Newly generated bacteria commence to infect neighbouring host cells leading to microbial dissemination.
Legionnaires’ disease affects lower respiratory tract – terminal bronchioli and alveoli – resulting in severe lobar pneumonia.
The disease has sharp onset with fever, chills and headache. This is followed by cough, tachypnea, and chest pain.
Necrosis of lung tissue may stimulate further microbial spread. It results in systemic infection and septic shock with lung hemorrhages, damage of gastrointestinal tract, kidneys and CNS.
Lethality in Legionnaires’ disease strongly depends on initial patient’s state, comorbidity and quality of treatment. Usually it falls into the range 8-25% but in case of hospital outbreaks it may exceed 50% in persons with immunosuppression.
Humoral and cellular post-infectious immunity is type-specific, protective and relatively stable.
▶Laboratory Diagnosis of Legionellosis
The specimens are taken from sputum, pleural exudate, blood, urine, samples of lung tissue on autopsy.
Rapid detection of bacteria is elaborated by immunofluorescence test; microbial antigens are determined by ELISA.
DNA of L. pneumophila in clinical samples is detected by genetic tests (PCR).
Microbial culture isolation is performed in blood agar and buffered charcoal yeast extract (BCYE) agar with cystein, iron salts and antibiotics.
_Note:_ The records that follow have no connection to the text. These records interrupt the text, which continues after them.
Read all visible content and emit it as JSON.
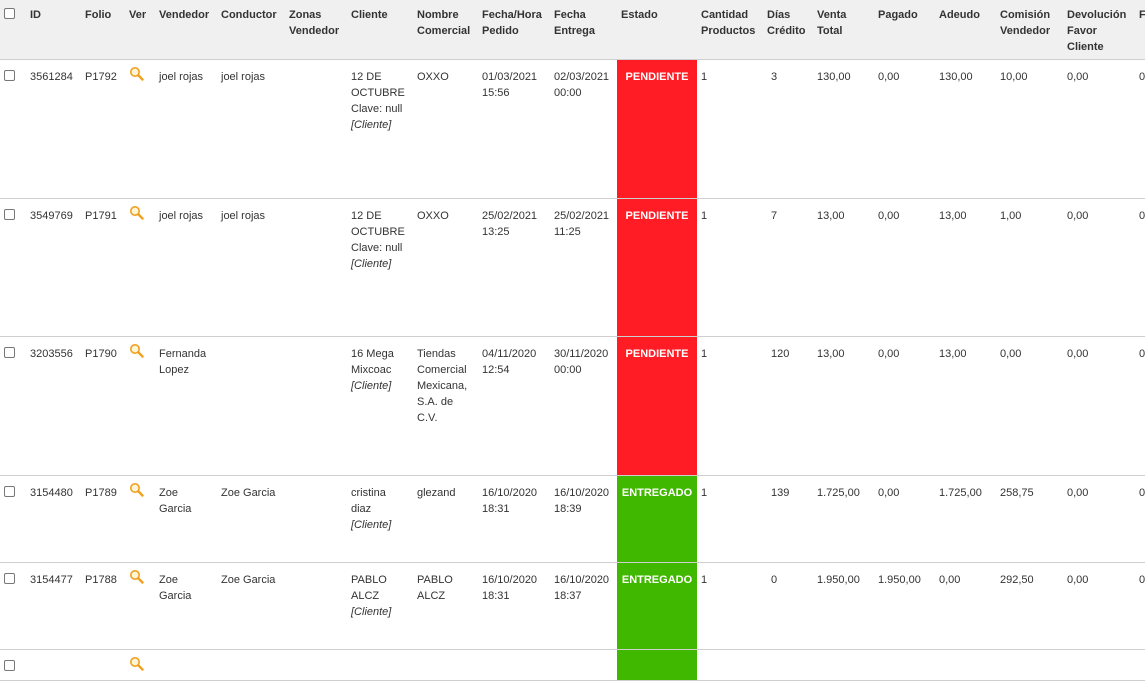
{
  "columns": {
    "id": "ID",
    "folio": "Folio",
    "ver": "Ver",
    "vendedor": "Vendedor",
    "conductor": "Conductor",
    "zonas": "Zonas Vendedor",
    "cliente": "Cliente",
    "nombre": "Nombre Comercial",
    "fecha_pedido": "Fecha/Hora Pedido",
    "fecha_entrega": "Fecha Entrega",
    "estado": "Estado",
    "cantidad": "Cantidad Productos",
    "dias": "Días Crédito",
    "venta": "Venta Total",
    "pagado": "Pagado",
    "adeudo": "Adeudo",
    "comision": "Comisión Vendedor",
    "devolucion": "Devolución Favor Cliente",
    "last": "F"
  },
  "rows": [
    {
      "id": "3561284",
      "folio": "P1792",
      "vendedor": "joel rojas",
      "conductor": "joel rojas",
      "zonas": "",
      "cliente": "12 DE OCTUBRE",
      "cliente_clave": "Clave: null",
      "cliente_tag": "[Cliente]",
      "nombre": "OXXO",
      "fecha_pedido": "01/03/2021 15:56",
      "fecha_entrega": "02/03/2021 00:00",
      "estado": "PENDIENTE",
      "cantidad": "1",
      "dias": "3",
      "venta": "130,00",
      "pagado": "0,00",
      "adeudo": "130,00",
      "comision": "10,00",
      "devolucion": "0,00",
      "last": "0"
    },
    {
      "id": "3549769",
      "folio": "P1791",
      "vendedor": "joel rojas",
      "conductor": "joel rojas",
      "zonas": "",
      "cliente": "12 DE OCTUBRE",
      "cliente_clave": "Clave: null",
      "cliente_tag": "[Cliente]",
      "nombre": "OXXO",
      "fecha_pedido": "25/02/2021 13:25",
      "fecha_entrega": "25/02/2021 11:25",
      "estado": "PENDIENTE",
      "cantidad": "1",
      "dias": "7",
      "venta": "13,00",
      "pagado": "0,00",
      "adeudo": "13,00",
      "comision": "1,00",
      "devolucion": "0,00",
      "last": "0"
    },
    {
      "id": "3203556",
      "folio": "P1790",
      "vendedor": "Fernanda Lopez",
      "conductor": "",
      "zonas": "",
      "cliente": "16 Mega Mixcoac",
      "cliente_clave": "",
      "cliente_tag": "[Cliente]",
      "nombre": "Tiendas Comercial Mexicana, S.A. de C.V.",
      "fecha_pedido": "04/11/2020 12:54",
      "fecha_entrega": "30/11/2020 00:00",
      "estado": "PENDIENTE",
      "cantidad": "1",
      "dias": "120",
      "venta": "13,00",
      "pagado": "0,00",
      "adeudo": "13,00",
      "comision": "0,00",
      "devolucion": "0,00",
      "last": "0"
    },
    {
      "id": "3154480",
      "folio": "P1789",
      "vendedor": "Zoe Garcia",
      "conductor": "Zoe Garcia",
      "zonas": "",
      "cliente": "cristina diaz",
      "cliente_clave": "",
      "cliente_tag": "[Cliente]",
      "nombre": "glezand",
      "fecha_pedido": "16/10/2020 18:31",
      "fecha_entrega": "16/10/2020 18:39",
      "estado": "ENTREGADO",
      "cantidad": "1",
      "dias": "139",
      "venta": "1.725,00",
      "pagado": "0,00",
      "adeudo": "1.725,00",
      "comision": "258,75",
      "devolucion": "0,00",
      "last": "0"
    },
    {
      "id": "3154477",
      "folio": "P1788",
      "vendedor": "Zoe Garcia",
      "conductor": "Zoe Garcia",
      "zonas": "",
      "cliente": "PABLO ALCZ",
      "cliente_clave": "",
      "cliente_tag": "[Cliente]",
      "nombre": "PABLO ALCZ",
      "fecha_pedido": "16/10/2020 18:31",
      "fecha_entrega": "16/10/2020 18:37",
      "estado": "ENTREGADO",
      "cantidad": "1",
      "dias": "0",
      "venta": "1.950,00",
      "pagado": "1.950,00",
      "adeudo": "0,00",
      "comision": "292,50",
      "devolucion": "0,00",
      "last": "0"
    }
  ],
  "colors": {
    "pendiente": "#ff1c24",
    "entregado": "#41b800",
    "view_icon": "#f0a020"
  },
  "icons": {
    "ver": "magnifier-icon"
  }
}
After incubation for 3-5 days characteristic “opal-like” gray-white colonies are determined. The growth on blood agar is followed by hemolysis.
Microscopy of culture reveals small polymorphic gram-negative rods.
Identification of microbial serogroup is made by agglutination test – most of virulent L. pneumophila pertain to serogroup 1.
Additional biochemical tests for utilization of amino acids, proteins and carbohydrates are elaborated.
Besides agar plating, L. pneumophila can be cultured in various cell lines (macrophage or epithelial cultures) and in laboratory animals (e.g., guinea pigs).
Serological testing is performed by indirect immunofluorescence and ELISA. The diagnostic titer of patients’ antibodies in single immunofluorescence test is 1:128 and higher.
Serological testing can be also carried out with paired sera tests, where fourfold rise in antibody titer should be observed.
▶Treatment and Prophylaxis of Legionellosis
Favorable prognosis of Legionnaires’ disease strongly depends on timely administrated adequate antibiotic treatment.
Macrolides and azalides (e.g. azithromycin and clarithromycin) as well as respiratory fluoroquinolones are the drugs of choice for legionellosis treatment.
Additional cure includes fluid resuscitation, administration of glucocorticoids, mechanical lung ventilation if required.
Prophylaxis of infection is non-specific. Sanitary control measures should prevent microbial contamination of public and private water systems as well as exclude the possibility of hospital outbreaks of Legionnaires’ disease.
A proper strategy of prevention of disease spread in health care settings comprises efficient disinfection of systems of water supply, air conditioning, and patient management; laboratory testing of patients with hospital-acquired pneumonia for legionellosis; epidemiological investigations of disease outbreaks with clarification of transmission routes.
High-efficacy measure resulting in eradication of L. pneumophila from artificial water systems is the increase of temperature of circulating water above 60ºC.
From commonly available disinfectants chloramine demonstrates elevated biocidal activity against legionellae.